= Tomb of Thutmose =

The Tomb of Thutmose is a small, decorated rock-cut tomb in Saqqara in Egypt that dates to the time shortly after the Amarna Period (about 1350–1330 BC). The tomb is of special importance as one of the tomb owners was the sculptor Thutmose, often presumed to be the person who made the famous Nefertiti Bust. Another of the persons buried here was a certain Kenana.

==Description==
The burial place was found on 24 November 1996 by the Mission Archeologique Francaise de Bubaseion, under the direction of Alain Zivie. It received the number I.19 and lies directly next to the much larger tomb of Maia, nurse of Tutankhamun. The entrance to the tomb chapel is cut into the rocks at Saqqara and faces south. The whole tomb chapel consists of an entrance corridor, the main chamber, and a large niche on the western side where there opens a shaft to the underground burial chambers. The whole tomb is approximately 4.20 meter long. The main chamber is approximately 2.60 by 2 m big. A pillar stands in the middle of the main chamber. The burial chambers had been looted previously.
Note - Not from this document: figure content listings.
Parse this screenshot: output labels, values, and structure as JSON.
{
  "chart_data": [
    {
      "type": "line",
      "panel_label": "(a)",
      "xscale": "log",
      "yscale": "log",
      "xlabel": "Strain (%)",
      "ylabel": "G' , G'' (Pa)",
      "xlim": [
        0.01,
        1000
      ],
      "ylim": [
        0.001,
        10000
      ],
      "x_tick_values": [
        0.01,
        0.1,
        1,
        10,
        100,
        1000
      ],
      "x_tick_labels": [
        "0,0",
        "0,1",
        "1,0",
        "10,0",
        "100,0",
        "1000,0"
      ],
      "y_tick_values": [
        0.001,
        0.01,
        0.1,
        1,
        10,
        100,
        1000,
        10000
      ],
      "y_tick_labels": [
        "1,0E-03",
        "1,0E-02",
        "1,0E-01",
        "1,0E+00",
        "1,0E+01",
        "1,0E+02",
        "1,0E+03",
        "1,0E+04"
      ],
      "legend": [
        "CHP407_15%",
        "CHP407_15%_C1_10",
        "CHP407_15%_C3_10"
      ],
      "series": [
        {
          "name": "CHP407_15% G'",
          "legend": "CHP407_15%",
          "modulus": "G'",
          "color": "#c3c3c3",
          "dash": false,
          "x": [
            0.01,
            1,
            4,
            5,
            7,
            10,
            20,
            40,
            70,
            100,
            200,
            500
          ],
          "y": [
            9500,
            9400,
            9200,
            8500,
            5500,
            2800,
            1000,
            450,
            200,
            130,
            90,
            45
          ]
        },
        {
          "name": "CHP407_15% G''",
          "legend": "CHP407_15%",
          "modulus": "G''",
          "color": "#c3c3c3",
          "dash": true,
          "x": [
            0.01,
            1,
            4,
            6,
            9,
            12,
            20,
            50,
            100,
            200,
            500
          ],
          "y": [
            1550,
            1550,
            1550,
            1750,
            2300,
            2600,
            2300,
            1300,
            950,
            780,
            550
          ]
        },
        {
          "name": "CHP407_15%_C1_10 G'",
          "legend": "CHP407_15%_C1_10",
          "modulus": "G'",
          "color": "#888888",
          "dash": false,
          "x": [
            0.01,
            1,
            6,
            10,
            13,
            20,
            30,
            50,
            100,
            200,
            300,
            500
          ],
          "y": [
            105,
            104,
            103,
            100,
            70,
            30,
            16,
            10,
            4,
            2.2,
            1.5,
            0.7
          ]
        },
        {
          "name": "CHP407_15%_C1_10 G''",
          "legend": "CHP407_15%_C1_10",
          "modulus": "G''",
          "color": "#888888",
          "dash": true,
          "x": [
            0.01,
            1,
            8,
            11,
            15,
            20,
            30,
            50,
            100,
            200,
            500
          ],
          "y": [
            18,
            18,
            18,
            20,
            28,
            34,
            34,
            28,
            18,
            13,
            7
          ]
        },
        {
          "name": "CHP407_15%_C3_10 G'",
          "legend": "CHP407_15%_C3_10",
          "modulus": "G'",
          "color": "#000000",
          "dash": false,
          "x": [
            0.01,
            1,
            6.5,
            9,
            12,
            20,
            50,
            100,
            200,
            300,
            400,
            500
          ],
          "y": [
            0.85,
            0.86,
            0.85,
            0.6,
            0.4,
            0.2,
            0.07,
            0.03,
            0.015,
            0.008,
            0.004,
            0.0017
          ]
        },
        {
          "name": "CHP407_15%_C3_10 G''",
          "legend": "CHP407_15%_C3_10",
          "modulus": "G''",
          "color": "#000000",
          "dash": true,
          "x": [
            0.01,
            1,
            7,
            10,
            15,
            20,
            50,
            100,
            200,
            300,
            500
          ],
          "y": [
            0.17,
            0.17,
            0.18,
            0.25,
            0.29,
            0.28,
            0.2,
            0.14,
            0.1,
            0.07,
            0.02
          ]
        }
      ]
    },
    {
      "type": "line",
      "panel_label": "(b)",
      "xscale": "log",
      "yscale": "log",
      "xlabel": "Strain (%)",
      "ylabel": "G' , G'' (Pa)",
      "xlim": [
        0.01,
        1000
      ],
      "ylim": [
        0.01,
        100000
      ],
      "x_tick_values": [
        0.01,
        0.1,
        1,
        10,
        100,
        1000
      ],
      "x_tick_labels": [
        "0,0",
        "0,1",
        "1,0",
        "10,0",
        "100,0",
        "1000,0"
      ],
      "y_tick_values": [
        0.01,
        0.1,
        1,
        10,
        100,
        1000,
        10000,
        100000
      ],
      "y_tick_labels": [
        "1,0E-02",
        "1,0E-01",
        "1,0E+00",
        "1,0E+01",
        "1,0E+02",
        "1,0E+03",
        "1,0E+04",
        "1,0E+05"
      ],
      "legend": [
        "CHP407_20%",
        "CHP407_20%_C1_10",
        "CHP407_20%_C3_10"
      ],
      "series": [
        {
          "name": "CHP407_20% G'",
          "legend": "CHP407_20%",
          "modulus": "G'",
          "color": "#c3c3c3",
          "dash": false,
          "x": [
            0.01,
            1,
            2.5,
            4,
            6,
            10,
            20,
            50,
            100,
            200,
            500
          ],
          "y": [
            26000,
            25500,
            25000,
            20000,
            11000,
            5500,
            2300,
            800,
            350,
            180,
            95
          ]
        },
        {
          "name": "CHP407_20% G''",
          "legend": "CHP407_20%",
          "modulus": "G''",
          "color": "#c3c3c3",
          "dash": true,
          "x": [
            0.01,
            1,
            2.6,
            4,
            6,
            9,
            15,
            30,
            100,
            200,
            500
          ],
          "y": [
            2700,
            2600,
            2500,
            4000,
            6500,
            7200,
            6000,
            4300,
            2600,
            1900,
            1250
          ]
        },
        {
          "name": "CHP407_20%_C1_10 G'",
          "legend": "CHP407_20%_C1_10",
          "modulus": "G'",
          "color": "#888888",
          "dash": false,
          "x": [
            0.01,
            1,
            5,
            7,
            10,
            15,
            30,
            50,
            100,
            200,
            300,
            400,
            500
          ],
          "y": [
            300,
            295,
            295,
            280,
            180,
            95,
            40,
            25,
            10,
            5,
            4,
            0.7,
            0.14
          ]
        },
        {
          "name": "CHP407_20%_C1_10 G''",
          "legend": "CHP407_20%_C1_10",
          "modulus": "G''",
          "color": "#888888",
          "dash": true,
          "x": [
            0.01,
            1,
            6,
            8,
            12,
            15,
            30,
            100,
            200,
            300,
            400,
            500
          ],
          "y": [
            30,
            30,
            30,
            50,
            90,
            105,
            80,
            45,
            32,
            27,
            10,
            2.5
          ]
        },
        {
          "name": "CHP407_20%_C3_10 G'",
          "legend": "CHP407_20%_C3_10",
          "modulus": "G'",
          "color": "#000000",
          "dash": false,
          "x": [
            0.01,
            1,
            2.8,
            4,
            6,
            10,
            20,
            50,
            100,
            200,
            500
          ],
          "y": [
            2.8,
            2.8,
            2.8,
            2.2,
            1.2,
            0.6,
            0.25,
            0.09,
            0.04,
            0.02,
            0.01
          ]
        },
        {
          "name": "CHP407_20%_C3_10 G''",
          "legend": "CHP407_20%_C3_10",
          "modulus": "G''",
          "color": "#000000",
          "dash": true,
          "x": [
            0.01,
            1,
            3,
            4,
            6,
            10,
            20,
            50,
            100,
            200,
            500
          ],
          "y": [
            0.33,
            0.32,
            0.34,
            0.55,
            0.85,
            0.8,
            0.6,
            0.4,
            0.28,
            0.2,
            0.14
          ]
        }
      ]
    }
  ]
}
All walls of the tomb chapel were decorated with paintings or sunken relief. The facade of the tomb chapel is undecorated. The short corridor to the main chamber is decorated on both sides with reliefs, showing Osiris on the western side. On the opposite side only the figure of a woman is preserved. Next to the figure of Osiris on the western wall, two figures are painted. These are the draughtsman at the place of Truth Kenana and his son Pay who had the same title. The southern wall of the main chamber is occupied by the door. On the western side of it is shown Amenemwia, or Raemwia, who was the father of Thutmose. On the western wall are shown Thutmose and his wife standing in front of a priest. The northern wall has a relief showing Osiris and two people in front of him. Perhaps they represent Thutmose and his father, but captions are not preserved. The whole eastern wall is dedicated to Kenana and his family. Kenana and his wife are sitting on the left side. In front of them is depicted their whole family. Sixteen people are shown in two registers, divided by gender with men in the top and women below. The niche on the western side also is decorated. On the southern wall are shown the coffins of Thutmose and his wife Ineni, remarkably depicted from the front. On the western wall are shown the son of Thutmose, Itju and his wife and on the northern wall appear Kenena and his wife.